1. Verfahren zur sukzessiven Verringerung der Quecksilberkonzentration in kontrollierten Abfalldeponien, die mit Quecksilber verunreinigte Materialien enthalten, und zur gleichzeitigen Verhinderung unkontrollierter Abgabe von Quecksilber aus einer insgesamt oder teilweise abgedichteten Deponie, dadurch gekennzeichnet, daß man in das Material in der Deponie eine gesteuerte Menge eines Spülgases einführt und so diese Deponie durchlüftet, das die Deponie verlassende verunreinigte Gas sammelt und es durch einen Filter führt, welcher Quecksilber wirksam aufnehmen kann.

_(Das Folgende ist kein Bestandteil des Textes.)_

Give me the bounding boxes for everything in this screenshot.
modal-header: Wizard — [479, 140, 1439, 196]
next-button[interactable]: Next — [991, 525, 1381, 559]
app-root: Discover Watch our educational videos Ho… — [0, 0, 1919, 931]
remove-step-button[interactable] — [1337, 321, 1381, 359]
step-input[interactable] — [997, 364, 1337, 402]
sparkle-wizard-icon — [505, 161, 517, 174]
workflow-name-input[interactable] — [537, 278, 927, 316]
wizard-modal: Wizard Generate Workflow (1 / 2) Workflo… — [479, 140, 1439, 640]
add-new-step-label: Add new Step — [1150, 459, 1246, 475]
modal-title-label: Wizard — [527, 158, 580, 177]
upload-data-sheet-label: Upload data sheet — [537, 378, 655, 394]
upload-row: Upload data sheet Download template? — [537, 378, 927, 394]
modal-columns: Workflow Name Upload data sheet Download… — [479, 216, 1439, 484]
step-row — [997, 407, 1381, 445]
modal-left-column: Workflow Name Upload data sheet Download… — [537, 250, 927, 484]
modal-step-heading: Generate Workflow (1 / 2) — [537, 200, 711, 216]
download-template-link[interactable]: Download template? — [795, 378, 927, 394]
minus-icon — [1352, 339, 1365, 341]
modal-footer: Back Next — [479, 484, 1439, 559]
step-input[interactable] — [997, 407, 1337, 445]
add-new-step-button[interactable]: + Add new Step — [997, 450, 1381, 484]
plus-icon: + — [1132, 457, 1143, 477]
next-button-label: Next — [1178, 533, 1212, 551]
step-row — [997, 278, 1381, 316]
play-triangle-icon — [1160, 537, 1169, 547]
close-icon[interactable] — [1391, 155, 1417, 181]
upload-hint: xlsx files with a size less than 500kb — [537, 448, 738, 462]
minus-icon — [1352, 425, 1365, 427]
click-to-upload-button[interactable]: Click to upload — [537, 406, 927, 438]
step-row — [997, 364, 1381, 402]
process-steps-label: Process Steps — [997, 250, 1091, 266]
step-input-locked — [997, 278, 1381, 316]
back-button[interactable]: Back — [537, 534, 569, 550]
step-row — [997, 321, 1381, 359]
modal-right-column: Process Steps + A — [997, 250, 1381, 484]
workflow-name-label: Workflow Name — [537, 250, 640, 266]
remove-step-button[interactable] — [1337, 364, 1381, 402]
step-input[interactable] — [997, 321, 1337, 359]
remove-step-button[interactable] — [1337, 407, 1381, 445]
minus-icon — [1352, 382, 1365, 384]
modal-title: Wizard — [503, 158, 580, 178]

2. Verfahren nach Anspruch 1, dadurch gekennzeichnet, daß man die spülende Durchlüftung mit einem Ventilator unterstützt.

3. Verfahren nach Anspruch 1 oder 2, dadurch gekennzeichnet, daß man die spülende Durchlüftung der Deponie mit Hilfe wenigstens einer Zufuhrluftleitung erleichtert, die von der Atmosphäre zu dem Inneren führt.

4. Verfahren nach einem der Ansprüche 1 bis 3, dadurch gekennzeichnet, daß man die Deponie gegen die umgebende Atmosphäre mit Hilfe mehrerer im wesentlichen gasundurchlässiger Membranen abdichtet und die spülende Durchlüftung über eine Rohrleitung bewirkt, die in der obersten Membran angeordnet ist.

5. Verfahren nach einem der Ansprüche 1 bis 4, dadurch gekennzeichnet, daß man für die Quecksilberaufnahme einen Selenfilter verwendet.

6. Verfahren nach einem der Ansprüche 1 bis 4, dadurch gekennzeichnet, daß man für die Quecksilberaufnahme einen Kohlenstoffilter verwendet.

7. Verfahren nach einem der Ansprüche 1 bis 6, dadurch gekennzeichnet, daß man die von dem Filter aufgenommene Quecksilbermenge überwacht.

8. Verfahren nach Anspruch 7, dadurch gekennzeichnet, daß man die Deponiekontrolle beendet, wenn im wesentlichen das gesamte früher in der Deponie enthaltene Quecksilber durch Durchlüftung ausgespült und von dem Filter aufgenommen wurde, wonach das deponierte Material zur Gewinnung von wertvollen Bestandteilen desselben verarbeitet werden kann.

9. Verfahren nach einem der Ansprüche 1 bis 8, dadurch gekennzeichnet, daß man als Deponiezufuhrluft Filterabluft verwendet.

10. Verfahren nach einem der vorausgehenden Ansprüche, dadurch gekennzeichnet, daß man die Deponie wenigstens während eines Teils der Deponiekontrollperiode auf einer erhöhten Temperatur hält.